Hippenssteele: Yes, that’s really interesting. So Misti, do roles for pharmacists at USP and other less traditional roles for pharmacists include opportunities to continue working directly with patients?

Spann: Some yes and some no. It really depends on the definition of work. But they all have a patient impact. And that’s something that’s important to us as pharmacists, to be able to have a big impact on the patient, whatever the role. And so here at USP, that’s what we do. We don’t do direct patient care, but we have a big impact there. But there are other positions that may exist in clinics and other settings that are non-traditional and will involve direct patient care.

Hippenssteele: Good Diana, what innate talents or abilities are critical or at least helpful for a successful pharmacy career? And do you think that hard work alone is enough?

Kwan: Oh, hard work is really important. But other skills that have helped me are curiosity, I think. Not just understanding what’s in front of you, but understanding global trends on issues that people care about. Also, being helpful, trying to add value and having pride. Pharmacists are playing a role in all areas of healthcare, now more than ever.
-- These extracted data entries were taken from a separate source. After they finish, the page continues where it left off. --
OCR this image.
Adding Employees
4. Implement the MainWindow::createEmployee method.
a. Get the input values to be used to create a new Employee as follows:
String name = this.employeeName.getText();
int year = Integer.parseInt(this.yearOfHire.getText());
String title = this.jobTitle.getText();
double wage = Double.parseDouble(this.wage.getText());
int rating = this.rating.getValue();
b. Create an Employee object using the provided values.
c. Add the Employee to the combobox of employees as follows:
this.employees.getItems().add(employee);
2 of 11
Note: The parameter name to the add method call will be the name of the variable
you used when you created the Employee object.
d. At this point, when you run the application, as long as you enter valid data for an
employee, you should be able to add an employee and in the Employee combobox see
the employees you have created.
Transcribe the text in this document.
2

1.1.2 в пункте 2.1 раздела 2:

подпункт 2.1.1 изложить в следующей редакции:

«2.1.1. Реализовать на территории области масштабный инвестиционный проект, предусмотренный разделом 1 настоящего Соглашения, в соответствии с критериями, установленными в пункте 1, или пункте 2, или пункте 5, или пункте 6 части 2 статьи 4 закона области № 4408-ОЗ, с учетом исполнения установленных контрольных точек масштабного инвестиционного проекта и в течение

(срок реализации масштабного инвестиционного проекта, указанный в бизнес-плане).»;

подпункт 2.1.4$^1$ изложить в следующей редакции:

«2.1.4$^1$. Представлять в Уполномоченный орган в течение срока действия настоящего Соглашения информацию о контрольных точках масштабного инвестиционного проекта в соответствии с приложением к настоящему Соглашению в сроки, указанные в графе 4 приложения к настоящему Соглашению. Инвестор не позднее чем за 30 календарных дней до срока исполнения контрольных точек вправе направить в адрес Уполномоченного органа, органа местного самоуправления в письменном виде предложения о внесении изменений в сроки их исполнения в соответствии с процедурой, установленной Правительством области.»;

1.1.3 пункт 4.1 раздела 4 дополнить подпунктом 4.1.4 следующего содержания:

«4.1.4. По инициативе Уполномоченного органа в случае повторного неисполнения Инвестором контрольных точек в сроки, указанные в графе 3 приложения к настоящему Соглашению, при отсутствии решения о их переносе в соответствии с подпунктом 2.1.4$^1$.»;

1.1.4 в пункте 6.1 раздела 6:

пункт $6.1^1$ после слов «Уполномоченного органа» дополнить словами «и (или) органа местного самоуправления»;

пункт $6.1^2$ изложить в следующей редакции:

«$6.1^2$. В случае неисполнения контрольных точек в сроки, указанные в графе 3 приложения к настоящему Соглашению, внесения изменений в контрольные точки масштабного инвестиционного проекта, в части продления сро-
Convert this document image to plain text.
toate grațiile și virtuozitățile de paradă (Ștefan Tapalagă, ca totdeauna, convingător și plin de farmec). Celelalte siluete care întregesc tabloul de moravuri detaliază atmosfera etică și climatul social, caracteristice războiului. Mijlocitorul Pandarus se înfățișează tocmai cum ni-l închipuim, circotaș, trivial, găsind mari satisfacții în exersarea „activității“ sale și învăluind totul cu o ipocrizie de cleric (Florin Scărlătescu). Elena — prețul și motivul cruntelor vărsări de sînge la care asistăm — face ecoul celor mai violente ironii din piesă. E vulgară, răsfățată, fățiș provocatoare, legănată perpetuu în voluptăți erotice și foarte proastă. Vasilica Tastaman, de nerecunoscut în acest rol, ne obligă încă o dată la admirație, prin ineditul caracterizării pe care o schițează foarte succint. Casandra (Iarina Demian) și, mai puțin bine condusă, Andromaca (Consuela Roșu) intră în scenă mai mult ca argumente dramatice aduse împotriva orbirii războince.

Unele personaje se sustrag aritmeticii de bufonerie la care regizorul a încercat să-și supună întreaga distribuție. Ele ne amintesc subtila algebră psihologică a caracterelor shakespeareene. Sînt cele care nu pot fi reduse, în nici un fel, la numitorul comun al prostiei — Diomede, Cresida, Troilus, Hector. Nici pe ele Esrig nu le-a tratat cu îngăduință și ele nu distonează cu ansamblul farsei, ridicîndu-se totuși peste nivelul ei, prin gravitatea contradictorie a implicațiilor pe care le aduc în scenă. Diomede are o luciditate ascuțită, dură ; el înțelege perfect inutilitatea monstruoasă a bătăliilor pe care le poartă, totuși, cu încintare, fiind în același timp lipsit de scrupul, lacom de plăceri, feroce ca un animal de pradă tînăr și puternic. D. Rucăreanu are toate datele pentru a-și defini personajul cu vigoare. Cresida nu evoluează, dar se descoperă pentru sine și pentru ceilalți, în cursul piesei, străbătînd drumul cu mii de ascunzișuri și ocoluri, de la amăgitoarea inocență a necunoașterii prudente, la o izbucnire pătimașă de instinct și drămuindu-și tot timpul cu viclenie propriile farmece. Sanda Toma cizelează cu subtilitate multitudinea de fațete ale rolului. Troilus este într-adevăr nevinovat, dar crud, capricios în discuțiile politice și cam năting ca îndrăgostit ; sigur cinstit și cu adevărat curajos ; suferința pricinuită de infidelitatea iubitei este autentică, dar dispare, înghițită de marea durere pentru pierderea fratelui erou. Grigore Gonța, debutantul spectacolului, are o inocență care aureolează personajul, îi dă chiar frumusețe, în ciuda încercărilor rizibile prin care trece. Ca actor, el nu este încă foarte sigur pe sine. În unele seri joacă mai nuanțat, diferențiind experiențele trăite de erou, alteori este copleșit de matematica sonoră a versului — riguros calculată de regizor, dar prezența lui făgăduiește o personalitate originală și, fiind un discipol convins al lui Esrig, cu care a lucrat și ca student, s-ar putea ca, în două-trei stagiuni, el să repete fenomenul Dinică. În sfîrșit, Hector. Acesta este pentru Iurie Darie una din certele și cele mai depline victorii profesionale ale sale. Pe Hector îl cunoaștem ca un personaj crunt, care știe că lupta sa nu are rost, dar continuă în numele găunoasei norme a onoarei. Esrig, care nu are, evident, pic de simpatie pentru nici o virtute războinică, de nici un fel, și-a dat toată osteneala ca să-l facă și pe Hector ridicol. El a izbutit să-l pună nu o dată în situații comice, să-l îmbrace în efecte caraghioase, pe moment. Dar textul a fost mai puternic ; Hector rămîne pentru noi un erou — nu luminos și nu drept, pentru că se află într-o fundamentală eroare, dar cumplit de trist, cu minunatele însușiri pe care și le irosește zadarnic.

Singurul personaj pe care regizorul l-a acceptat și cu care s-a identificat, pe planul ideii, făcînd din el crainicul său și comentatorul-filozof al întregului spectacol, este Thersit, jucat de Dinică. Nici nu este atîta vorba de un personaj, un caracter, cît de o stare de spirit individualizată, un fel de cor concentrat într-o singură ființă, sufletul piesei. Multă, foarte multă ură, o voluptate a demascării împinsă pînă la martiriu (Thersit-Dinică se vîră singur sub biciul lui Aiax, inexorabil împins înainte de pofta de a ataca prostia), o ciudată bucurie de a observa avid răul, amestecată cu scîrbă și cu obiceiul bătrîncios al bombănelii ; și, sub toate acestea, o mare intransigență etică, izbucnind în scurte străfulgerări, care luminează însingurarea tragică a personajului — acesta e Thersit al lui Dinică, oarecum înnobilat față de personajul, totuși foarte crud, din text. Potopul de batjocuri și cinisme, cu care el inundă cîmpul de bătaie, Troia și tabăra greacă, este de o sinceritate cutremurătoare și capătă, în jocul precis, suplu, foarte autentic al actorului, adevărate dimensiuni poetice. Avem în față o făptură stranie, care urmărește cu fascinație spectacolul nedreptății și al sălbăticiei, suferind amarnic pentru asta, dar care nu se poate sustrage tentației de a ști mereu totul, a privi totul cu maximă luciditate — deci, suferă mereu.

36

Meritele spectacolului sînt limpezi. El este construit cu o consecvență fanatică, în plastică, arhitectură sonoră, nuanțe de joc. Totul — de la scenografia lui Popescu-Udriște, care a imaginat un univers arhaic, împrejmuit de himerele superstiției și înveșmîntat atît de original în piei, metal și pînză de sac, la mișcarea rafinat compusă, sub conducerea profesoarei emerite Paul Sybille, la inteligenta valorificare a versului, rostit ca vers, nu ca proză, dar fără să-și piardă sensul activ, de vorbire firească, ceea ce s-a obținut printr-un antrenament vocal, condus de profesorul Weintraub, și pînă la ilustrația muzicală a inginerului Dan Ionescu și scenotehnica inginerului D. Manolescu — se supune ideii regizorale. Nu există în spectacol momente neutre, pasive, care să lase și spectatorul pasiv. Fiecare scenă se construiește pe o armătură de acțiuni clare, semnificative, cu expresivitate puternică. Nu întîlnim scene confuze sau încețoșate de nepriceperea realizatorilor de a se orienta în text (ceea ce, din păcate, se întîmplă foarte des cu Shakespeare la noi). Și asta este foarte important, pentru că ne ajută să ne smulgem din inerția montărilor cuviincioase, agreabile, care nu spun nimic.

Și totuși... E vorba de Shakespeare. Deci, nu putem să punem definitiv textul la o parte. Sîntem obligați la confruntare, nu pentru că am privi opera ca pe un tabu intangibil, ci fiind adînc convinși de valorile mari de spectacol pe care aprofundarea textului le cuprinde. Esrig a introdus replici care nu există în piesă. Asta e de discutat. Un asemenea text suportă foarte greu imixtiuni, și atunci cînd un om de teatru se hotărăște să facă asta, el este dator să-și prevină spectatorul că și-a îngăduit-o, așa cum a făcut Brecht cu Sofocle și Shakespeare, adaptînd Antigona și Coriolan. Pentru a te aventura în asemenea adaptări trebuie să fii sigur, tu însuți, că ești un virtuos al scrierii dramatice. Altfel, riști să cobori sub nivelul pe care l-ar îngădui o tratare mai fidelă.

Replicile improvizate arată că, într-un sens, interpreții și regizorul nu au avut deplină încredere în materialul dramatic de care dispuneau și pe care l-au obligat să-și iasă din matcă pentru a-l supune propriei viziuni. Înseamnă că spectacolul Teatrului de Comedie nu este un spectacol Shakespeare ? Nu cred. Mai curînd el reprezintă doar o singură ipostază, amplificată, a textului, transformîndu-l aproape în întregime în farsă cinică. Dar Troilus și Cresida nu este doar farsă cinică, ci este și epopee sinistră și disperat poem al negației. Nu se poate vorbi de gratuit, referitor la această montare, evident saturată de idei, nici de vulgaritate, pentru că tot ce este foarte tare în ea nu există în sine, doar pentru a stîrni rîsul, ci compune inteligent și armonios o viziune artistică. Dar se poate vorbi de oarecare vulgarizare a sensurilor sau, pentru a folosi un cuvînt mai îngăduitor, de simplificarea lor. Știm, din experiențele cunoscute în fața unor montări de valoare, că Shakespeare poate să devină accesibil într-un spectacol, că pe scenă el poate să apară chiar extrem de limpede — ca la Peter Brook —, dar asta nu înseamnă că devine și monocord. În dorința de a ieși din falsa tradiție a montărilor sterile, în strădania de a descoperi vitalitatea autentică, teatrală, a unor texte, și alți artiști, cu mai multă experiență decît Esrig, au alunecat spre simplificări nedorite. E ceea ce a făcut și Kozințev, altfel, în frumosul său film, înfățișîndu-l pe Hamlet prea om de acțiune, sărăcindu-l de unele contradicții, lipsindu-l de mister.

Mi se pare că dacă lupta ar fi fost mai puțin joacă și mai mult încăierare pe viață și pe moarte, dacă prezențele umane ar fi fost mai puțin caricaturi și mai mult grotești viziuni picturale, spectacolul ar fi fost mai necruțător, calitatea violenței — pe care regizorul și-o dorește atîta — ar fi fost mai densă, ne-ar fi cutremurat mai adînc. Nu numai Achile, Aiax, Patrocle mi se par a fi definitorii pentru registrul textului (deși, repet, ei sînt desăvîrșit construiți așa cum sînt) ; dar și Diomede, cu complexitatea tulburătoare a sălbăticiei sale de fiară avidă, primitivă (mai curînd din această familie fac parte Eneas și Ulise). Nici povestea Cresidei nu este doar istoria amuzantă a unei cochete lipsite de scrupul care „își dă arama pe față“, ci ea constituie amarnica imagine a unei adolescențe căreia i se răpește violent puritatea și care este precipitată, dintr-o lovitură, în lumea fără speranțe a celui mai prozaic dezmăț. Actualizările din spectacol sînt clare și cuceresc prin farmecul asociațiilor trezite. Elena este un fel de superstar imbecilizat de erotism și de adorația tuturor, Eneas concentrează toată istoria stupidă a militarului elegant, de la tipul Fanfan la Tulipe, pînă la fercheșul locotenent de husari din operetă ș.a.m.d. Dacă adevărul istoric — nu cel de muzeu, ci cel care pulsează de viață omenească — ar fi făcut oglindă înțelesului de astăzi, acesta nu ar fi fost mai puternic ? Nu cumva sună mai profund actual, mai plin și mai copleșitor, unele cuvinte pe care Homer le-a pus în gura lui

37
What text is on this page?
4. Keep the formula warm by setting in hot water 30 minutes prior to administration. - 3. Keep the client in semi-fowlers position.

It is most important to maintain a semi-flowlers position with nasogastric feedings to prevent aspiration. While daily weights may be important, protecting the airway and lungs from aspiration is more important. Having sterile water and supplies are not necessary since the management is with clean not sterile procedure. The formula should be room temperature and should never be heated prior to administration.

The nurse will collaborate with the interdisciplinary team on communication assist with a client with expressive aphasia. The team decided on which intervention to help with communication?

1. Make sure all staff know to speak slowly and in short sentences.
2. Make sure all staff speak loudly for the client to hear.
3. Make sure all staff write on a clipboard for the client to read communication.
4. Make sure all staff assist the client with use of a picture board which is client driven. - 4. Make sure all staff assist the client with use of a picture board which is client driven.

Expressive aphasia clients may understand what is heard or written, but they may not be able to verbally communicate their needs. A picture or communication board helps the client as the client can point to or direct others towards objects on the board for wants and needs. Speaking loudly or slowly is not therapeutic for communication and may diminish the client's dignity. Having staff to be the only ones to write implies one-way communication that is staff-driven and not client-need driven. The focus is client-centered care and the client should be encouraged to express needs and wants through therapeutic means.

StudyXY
Hippenssteele: And Misti, what other opportunities do you know of that offer exciting alternative pathways for those with a pharmacy degree?

Spann: Well, there are many, Alana. We can work in bariatric centers, we can work as labeling reviewers, and we can work on drug safety for industry or regulatory associations. We can be inspectors of the Pharmacy Boards. We can work in drug information or other regulatory roles, as well as in consumer protection or public health roles, for both private industry and the public sector. And I know people in all these fields. And we can do much more than that in pharmacy.

Hippenssteele: Good That’s really fascinating. Misti and Diana, what would you say to other pharmacists who are considering non-traditional career paths or volunteering with USP? And let’s start with Diana.

Kwan: Yes, I love this question because I want to encourage as many people as possible to volunteer, I enjoyed working with our volunteers. But to participate and consider a diverse career, I would suggest getting a non-traditional professional career, diverse experience. You know, take advantage of rotation opportunities when you’re a student, try to get different experiences. For example, at USP, students come on a rotating basis. And they’ve had different roles with pharmaceutical manufacturing companies, the FDA and elsewhere. So I think that’s really helpful for a diverse experience.

Spann: I agree with Diana, and I would also encourage people to find something that might be a little different to explore. Find a niche and find a mentor who can help you if you are a student. Maybe something that was mentioned in one of your classes, a professional development course. Search for it and find more information about it. There are people: we have volunteers who work on our Board of Shipping and Distribution Experts. They serve as experts on the subject of dietary supplements or excipients because they have actually played roles in those areas. And the most important part of being a pharmacist in those areas is that you can bring a health-related perspective to a topic that someone else can’t. So we love having our expert volunteers, but by learning and working with them and finding pharmacists in this field, we know how much more places we can be and work with. So even if you’re at a conference and you see a company that might be a little different, I would recommend going up and talking to them and learning something new. You may find something you never thought about or wanted to do that piques your interest. So don’t be afraid to explore and push yourself out of bounds.